After the High Court hearing, and following the UK mini-budget, the CEO Bill Galvin announced his resignation.
Justice Leech in the High Court held that, while beneficiaries of a pension fund corporation could bring derivative claims, the Court of Appeal decision in Harris v Microfusion and the rule in Foss v Harbottle meant that the claimants had to show they suffered loss reflected by a loss to the company, and that the directors 'benefited themselves from the breach of duty'.[6] It followed that the claimants' claims for breach of duty to act for proper purposes could not be brought, including the claims alleging misconduct in the valuation and discrimination, and claims alleging a significant risk of financial detriment in the failure to divest fossil fuels or have a plan. The Judge added that the claimants had failed to state sufficiently what the losses from fossil fuels were.[7]
The claimants applied for permission to appeal to the Court of Appeal, and received permission from Lewison LJ for a hearing in 2023. The claimants alleged that the High Court applied the wrong legal tests, that all duties under the Companies Act 2006 must be capable of enforcement, and that key parts of their evidence on the imprudent valuation assumptions, and the risk of significant financial detriment from fossil fuels were missed.[8]

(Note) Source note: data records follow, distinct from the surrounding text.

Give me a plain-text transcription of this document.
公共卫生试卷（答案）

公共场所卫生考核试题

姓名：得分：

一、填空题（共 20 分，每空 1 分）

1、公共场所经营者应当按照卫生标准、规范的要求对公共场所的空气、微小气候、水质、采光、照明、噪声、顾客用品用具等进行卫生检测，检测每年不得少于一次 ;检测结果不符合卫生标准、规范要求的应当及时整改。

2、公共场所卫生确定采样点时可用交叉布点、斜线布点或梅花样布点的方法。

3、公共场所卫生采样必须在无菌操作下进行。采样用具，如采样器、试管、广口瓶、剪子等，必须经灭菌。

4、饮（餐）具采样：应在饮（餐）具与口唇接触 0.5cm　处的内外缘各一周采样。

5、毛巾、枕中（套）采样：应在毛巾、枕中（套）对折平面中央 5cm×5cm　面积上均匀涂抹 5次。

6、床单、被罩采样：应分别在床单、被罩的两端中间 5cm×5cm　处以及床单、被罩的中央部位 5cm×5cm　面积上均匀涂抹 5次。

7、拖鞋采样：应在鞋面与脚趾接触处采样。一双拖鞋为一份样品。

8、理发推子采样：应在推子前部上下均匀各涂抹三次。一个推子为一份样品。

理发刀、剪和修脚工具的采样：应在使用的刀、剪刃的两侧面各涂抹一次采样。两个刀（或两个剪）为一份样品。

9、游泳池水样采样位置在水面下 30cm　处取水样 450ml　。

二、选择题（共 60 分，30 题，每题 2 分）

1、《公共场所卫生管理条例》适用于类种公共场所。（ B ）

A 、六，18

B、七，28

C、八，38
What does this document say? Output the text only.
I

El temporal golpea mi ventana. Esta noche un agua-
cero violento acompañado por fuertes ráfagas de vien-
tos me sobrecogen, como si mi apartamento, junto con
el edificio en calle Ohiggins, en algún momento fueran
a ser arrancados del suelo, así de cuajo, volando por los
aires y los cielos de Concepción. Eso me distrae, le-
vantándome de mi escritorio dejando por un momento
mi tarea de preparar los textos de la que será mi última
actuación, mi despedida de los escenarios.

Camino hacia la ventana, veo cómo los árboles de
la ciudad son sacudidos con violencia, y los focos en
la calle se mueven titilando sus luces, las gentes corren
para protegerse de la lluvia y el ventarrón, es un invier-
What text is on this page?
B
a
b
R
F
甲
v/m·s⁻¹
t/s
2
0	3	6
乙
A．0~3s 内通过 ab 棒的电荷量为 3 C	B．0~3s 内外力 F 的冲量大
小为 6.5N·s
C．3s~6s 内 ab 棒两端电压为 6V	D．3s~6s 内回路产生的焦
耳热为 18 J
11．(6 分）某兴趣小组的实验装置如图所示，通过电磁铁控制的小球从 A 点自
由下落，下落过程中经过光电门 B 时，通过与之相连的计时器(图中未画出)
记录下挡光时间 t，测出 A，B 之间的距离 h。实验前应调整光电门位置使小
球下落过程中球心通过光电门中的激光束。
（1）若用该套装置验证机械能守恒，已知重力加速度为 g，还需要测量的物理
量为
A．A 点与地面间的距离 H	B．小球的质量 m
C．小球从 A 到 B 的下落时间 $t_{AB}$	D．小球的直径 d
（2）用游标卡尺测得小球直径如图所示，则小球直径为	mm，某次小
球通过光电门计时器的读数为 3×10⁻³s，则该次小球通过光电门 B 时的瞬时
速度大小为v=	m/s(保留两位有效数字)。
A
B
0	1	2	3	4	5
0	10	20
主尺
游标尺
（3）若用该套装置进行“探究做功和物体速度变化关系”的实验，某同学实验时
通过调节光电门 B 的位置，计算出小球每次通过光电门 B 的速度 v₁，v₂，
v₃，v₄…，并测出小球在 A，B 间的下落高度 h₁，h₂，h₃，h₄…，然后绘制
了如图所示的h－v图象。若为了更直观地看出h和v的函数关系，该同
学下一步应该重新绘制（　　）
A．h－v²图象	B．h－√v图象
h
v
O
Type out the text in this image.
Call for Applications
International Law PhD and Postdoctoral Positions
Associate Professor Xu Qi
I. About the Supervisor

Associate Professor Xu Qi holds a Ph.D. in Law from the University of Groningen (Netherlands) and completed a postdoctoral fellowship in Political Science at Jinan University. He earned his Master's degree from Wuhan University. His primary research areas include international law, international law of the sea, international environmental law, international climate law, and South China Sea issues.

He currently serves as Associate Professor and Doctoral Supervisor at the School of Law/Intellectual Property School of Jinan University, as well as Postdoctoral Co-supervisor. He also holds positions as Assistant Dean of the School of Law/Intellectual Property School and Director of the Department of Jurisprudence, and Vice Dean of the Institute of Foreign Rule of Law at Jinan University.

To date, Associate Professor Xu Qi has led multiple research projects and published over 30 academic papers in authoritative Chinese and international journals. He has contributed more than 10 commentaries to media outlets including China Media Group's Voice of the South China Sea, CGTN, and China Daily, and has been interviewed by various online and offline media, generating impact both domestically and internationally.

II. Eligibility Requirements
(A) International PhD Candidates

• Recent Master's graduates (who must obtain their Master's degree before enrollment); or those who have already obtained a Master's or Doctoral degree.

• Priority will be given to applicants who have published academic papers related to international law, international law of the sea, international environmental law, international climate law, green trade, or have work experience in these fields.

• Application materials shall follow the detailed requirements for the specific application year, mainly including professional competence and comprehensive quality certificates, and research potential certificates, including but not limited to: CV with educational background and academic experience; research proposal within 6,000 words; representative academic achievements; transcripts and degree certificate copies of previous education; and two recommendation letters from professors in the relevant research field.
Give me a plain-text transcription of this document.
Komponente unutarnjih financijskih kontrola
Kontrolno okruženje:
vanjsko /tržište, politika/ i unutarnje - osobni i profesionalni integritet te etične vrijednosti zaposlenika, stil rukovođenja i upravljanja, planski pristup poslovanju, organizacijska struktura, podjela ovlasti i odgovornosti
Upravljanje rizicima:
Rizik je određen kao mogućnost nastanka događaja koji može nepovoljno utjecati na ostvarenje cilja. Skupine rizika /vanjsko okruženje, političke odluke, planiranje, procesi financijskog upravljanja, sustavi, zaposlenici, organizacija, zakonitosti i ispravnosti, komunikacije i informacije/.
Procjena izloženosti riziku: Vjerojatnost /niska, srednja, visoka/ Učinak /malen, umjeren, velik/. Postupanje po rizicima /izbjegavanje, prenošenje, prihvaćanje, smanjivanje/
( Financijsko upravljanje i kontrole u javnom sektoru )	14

The Court of Appeal held, Asplin LJ giving judgment, that the claimants ought to have pursued a "beneficiary derivative claim" rather than a common law company derivative claim. In a pathbreaking opinion, Asplin LJ held it was "not unarguable" that certain directors' duties that the claimants alleged were breached were capable of being held on trust by the trust fund (USS) for the benefit of the beneficiaries, and were therefore capable of enforcement by the claimants. However, this was separate from the company (USS Ltd) that was the corporate trustee where the directors sat, and the rules of procedure differed, in particular with more requirements to gather the views of other beneficiaries. The Court of Appeal did not analyse the substantive claims including on the risks associated with fossil fuel investment, but held that this was particularly apt for a beneficiary claim.
The case was the first in the UK to bring actions against directors personally for their failure to divest fossil fuels in light of climate risk. Solicitors at Ince stated that despite the High Court's rejection, the case showed "there is an increasing momentum by activists, shareholders and others to hold them accountable for climate change."[9]
On appeal to the Court of Appeal the case was described as having "immense significance" for the future of fossil fuels.[10]